TÜRKİYE'DE ROMANLARIN

SOSYAL VE HUKUKİ DURUMU ÜZERİNE

Ana OPRİŞAN[1] - Halim YILMAZ[2]

GİRİŞ

Bilindiği gibi Romanlar, dünyanın hemen her tarafına dağılmışlardır. Eskiden göçebe bir hayat sürdürmeleri, daha çok müzisyenlik ve el sanatları gibi mesleklerle geçinmeleri ortak karakteristik özellikleridir. Oysa bugün, modern veya post-modern çağlarda, çoğu Romanlar yerleşik bir hayat sürdürdükleri halde, yaşadıkları hemen hemen tüm ülkelerde toplum dışına itilip ezilmektedirler. Romanlar, Nazi döneminde yüzbinlerce kurban vermiş ve Romanya ülkelerde olduğu gibi yüzlerce yıl köle imişlerdir.
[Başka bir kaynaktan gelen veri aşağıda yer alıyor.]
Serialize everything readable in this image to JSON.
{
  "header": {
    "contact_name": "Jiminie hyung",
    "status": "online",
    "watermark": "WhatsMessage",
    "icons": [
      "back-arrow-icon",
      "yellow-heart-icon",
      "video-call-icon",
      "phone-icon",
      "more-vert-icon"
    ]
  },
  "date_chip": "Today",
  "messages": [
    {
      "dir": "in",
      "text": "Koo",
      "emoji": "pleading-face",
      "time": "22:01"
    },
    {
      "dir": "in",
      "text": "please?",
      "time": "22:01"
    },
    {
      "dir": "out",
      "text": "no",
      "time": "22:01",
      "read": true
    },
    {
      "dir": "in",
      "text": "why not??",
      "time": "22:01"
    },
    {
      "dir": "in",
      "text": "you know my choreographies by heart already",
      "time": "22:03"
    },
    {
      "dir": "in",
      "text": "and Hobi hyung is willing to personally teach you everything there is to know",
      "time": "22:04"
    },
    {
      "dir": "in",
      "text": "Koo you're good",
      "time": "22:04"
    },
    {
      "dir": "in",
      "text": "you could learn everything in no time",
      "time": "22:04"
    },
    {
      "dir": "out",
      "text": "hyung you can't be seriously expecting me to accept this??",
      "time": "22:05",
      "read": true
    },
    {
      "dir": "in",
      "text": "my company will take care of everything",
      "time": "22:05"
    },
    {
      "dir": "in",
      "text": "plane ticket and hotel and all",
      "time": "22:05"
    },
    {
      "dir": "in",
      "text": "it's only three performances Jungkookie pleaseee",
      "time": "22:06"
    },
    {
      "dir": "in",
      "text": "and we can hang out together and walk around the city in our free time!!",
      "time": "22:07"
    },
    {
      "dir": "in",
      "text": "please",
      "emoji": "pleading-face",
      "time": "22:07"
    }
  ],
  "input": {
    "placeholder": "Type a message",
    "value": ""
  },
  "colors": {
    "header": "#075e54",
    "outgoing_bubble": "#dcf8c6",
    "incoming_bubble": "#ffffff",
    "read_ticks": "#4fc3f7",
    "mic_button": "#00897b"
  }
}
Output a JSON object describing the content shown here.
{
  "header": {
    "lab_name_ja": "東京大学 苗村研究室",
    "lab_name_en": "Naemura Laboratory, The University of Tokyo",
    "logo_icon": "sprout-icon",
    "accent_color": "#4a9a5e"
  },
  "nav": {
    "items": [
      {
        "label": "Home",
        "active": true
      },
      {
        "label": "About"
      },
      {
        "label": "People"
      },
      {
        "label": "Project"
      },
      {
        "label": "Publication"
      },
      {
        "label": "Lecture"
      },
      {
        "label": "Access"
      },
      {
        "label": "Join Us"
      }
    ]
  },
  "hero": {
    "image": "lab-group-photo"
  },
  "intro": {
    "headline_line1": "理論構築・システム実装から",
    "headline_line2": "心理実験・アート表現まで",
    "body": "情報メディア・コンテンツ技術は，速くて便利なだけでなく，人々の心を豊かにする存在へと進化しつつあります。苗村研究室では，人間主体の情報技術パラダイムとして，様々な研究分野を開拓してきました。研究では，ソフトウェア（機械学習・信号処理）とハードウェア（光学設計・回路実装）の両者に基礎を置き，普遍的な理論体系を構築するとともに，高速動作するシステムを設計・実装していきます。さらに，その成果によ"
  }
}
Türkiye'deki Roman nüfusu üzerine çalışmalar maalesef çok azdır. Buna karşılık Türkiye'nin her tarafına yayılmış olmaları ve önemli bir kısmının göçebe bir hayat sürmesi, diğerlerinin şehirlerin kenar mahallelerinde kümelenmeleri, toplumda Romanlara yönelik önyargılar, sosyo-ekonomik yaşam koşulları başlı başına araştırma ve inceleme konularıdır. Biz bu çalışmada kısaca Türkiye'deki Romanların sosyal ve hukuki durumuna değinmeye çalışacağız. Romanlar, Türkiye'de her ne kadar daha çok 'Çingene' olarak ifade edilseler de, kendileri "Çingene" yerine "Roman" ifadesini yeğledikleri için, bu çalışmada 'Roman' ifadesini kullanmayı tercih edeceğiz.

TÜRKİYE'DEKİ ROMANLARIN SOSYAL DURUMU

Dünyanın çeşitli yerlerine yayılmış olan Romanların, yaşam biçimi ve uğraş alanları arasında büyük benzerlikler bulunmaktadır. Bu konuda Türkiye'de de durum pek fazla farklı değildir.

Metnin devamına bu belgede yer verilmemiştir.